ROBERT HOOKE, EVOLUTIONIST AND SUPER ROCK STAR


DRAKE, Ellen Tan, 7330 NW Acorn Ridge Drive, Corvallis, OR 97330, drakee@onid.orst.edu

Robert Hooke (1635-1703) gave a series of lectures to the Royal Society of London over a period of some thirty-odd years that essentially laid down the foundation of the modern science of geology. These lectures were published posthumously in 1705. He recognized the true nature and importance of fossils at a time when the prevailing thought was that fossils were a trick of nature, a product of some magical or astrological force, or at best mere relicts of Noah's Flood. His studying of fossils he collected led him to express a theory of biologic evolution that was startlingly on target. His examination of the rocks and sediments on the shores of his native Isle of Wight convinced him of the cyclic nature of terrestrial processes and that the time needed to accomplish all that he witnessed in these cycles of erosion, sedimentation, consolidation and uplift had to be much longer than was allowed by the Scriptural Chronology.

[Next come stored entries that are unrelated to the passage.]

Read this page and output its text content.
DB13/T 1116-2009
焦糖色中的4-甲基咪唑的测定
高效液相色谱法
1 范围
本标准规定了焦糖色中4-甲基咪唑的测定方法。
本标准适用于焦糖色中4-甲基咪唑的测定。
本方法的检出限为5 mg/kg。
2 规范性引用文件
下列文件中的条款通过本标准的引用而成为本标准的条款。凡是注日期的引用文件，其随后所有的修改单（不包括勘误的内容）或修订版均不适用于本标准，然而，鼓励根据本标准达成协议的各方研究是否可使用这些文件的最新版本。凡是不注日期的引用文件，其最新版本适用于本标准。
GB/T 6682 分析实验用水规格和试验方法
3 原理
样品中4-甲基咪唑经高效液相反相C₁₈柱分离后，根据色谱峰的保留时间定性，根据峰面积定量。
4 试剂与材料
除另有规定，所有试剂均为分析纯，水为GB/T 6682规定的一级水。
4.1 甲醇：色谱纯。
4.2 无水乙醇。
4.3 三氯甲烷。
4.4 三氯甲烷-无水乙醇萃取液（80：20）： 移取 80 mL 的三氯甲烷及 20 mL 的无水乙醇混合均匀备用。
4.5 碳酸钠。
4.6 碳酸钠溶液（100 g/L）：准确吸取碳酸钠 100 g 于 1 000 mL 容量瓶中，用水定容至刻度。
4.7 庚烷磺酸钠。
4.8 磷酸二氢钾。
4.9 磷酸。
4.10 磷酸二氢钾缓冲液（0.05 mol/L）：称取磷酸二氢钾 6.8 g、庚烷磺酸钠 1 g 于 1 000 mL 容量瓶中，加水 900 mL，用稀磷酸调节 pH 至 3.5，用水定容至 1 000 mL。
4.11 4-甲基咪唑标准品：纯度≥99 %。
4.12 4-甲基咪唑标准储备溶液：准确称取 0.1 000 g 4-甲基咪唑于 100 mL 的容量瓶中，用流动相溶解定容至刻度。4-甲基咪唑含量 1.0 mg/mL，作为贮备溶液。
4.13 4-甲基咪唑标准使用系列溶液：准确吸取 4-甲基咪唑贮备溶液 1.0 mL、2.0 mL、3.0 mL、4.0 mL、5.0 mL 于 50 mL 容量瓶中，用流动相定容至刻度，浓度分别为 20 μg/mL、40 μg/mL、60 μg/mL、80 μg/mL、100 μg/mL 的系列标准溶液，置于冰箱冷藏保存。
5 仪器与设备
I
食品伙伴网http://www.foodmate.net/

He insisted that the Earth had to be older than the 6000 years allowed by the Bible, and most of his contemporaries considered his attitude tantamount to a derogation of God. His lectures, therefore, not only contain ideas of biologic evolution, they contain the foundation of modern geology. There is evidence that both Steno, Hooke's contemporary, and Hutton in the 18th century may have benefited from them. The geological community has shown reverence for Steno and Hutton. Hooke should be acknowledged and honored by geologists and historians of geology as a precursor of Darwin and a true founder of the science of geology.